Understanding the joint impact of vaccination and non-pharmaceutical interventions on COVID-19 development is important for making public health decisions that control the pandemic. Recently, we created a method in forecasting the daily number of confirmed cases of infectious diseases by combining a mechanistic ordinary differential equation (ODE) model for infectious classes and a generalized boosting machine learning model (GBM) for predicting how public health policies and mobility data affect the transmission rate in the ODE model [WWR+]. In this paper, we extend the method to the post-vaccination period, accordingly obtain a retrospective forecast of COVID-19 daily confirmed cases in the US, and identify the relative influence of the policies used as the predictor variables. In particular, our ODE model contains both partially and fully vaccinated compartments and accounts for the breakthrough cases, that is, vaccinated individuals can still get infected. Our results indicate that the inclusion of data on non-pharmaceutical interventions can significantly improve the accuracy of the predictions. With the use of policy data, the model predicts the number of daily infected cases up to 35 days in the future, with an average mean absolute percentage error of 34%, which is further improved to 21% if combined with human mobility data. Moreover, similar to the pre-vaccination study, the most influential predictor variable remains the policy of restrictions on gatherings. The modeling approach used in this work can help policymakers design control measures as variant strains threaten public health in the future.

A hypothesis-free bridging of disease dynamics and non-pharmaceutical policies (preprint)

Accurate prediction of the number of daily or weekly confirmed cases of COVID-19 is critical to the control of the pandemic. Existing mechanistic models nicely capture the disease dynamics. However, to forecast the future, they require the transmission rate to be known, limiting their prediction power. Typically, a hypothesis is made on the form of the transmission rate with respect to time. Yet the real form is too complex to be mechanistically modeled due to the unknown dynamics of many influential factors. We tackle this problem by using a hypothesis-free machine-learning algorithm to estimate the transmission rate from data on non-pharmaceutical policies, and in turn forecast the confirmed cases using a mechanistic disease model. More specifically, we build a hybrid model consisting of a mechanistic ordinary differential equation (ODE) model and a generalized boosting model (GBM). To calibrate the parameters, we develop an "inverse method" that obtains the transmission rate inversely in time from the other variables in the ODE model and then feed it into the GBM to connect with the policy data.
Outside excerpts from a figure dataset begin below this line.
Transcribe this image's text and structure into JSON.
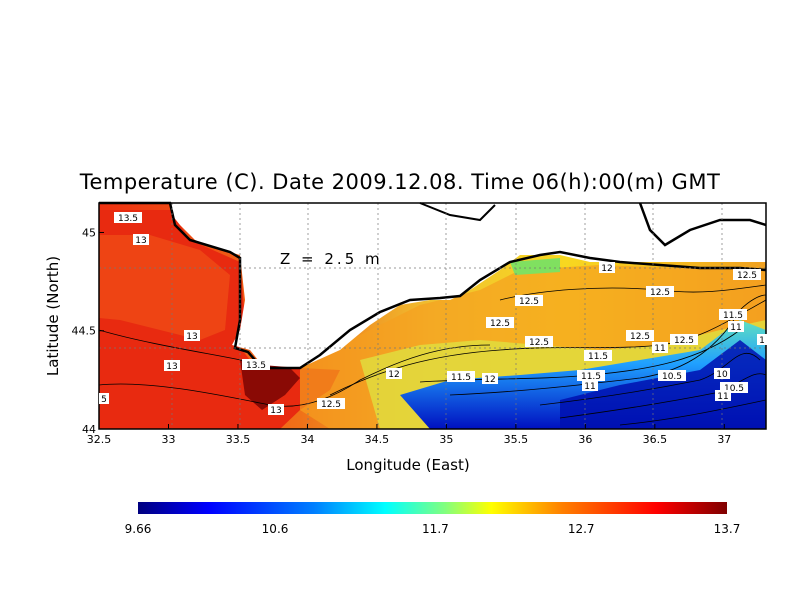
{
  "title": "Temperature (C). Date 2009.12.08. Time 06(h):00(m) GMT",
  "depth_label": "Z = 2.5 m",
  "xlabel": "Longitude (East)",
  "ylabel": "Latitude (North)",
  "xticks": [
    "32.5",
    "33",
    "33.5",
    "34",
    "34.5",
    "35",
    "35.5",
    "36",
    "36.5",
    "37"
  ],
  "yticks": [
    "44",
    "44.5",
    "45"
  ],
  "contour_labels": [
    "13.5",
    "13",
    "13",
    "13",
    "13.5",
    "13",
    "12.5",
    "12",
    "12",
    "11.5",
    "12.5",
    "12.5",
    "12.5",
    "12.5",
    "12.5",
    "12.5",
    "12.5",
    "12",
    "11.5",
    "11",
    "11.5",
    "11",
    "10.5",
    "10",
    "10.5",
    "11",
    "11.5",
    "11",
    "1",
    "5"
  ],
  "colorbar_ticks": [
    "9.66",
    "10.6",
    "11.7",
    "12.7",
    "13.7"
  ],
  "colors": {
    "scale": [
      "#00007f",
      "#0000ff",
      "#0080ff",
      "#00ffff",
      "#80ff80",
      "#ffff00",
      "#ff8000",
      "#ff0000",
      "#7f0000"
    ]
  },
  "chart_data": {
    "type": "heatmap",
    "variable": "Temperature (C)",
    "date": "2009.12.08",
    "time": "06(h):00(m) GMT",
    "depth": "Z = 2.5 m",
    "xlabel": "Longitude (East)",
    "ylabel": "Latitude (North)",
    "xlim": [
      32.5,
      37.3
    ],
    "ylim": [
      44,
      45.15
    ],
    "color_range": [
      9.66,
      13.7
    ],
    "colorbar_ticks": [
      9.66,
      10.6,
      11.7,
      12.7,
      13.7
    ],
    "grid": true,
    "contour_levels": [
      10,
      10.5,
      11,
      11.5,
      12,
      12.5,
      13,
      13.5
    ]
  }
}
The resulting model forecasted the number of daily confirmed cases up to 35 days in the future in the United States with an averaged mean absolute percentage error of 27%. Being partly data-driven, the method is more accurate than typical mechanistic models and meanwhile more intuitive, and possibly reliable, than purely data-based machine learning models. Moreover, it can identify the most informative predictive variables, which can be helpful in designing improved forecasters as well as informing policymakers.

Dataset of COVID-19 outbreak and potential predictive features in the USA (preprint)

This dataset provides information related to the outbreak of COVID-19 disease in the United States, including data from each of 3142 US counties from the beginning of the outbreak (January 2020) until September 2020. This data is collected from many public online databases and includes the daily number of COVID-19 confirmed cases and deaths, as well as 33 features that may be relevant to the pandemic dynamics: demographic, geographic, climatic, traffic, public-health, social-distancing-policy adherence, and political characteristics of each county. We anticipate many researchers will use this dataset to train models that can predict the spread of COVID-19 and to identify the key driving factors.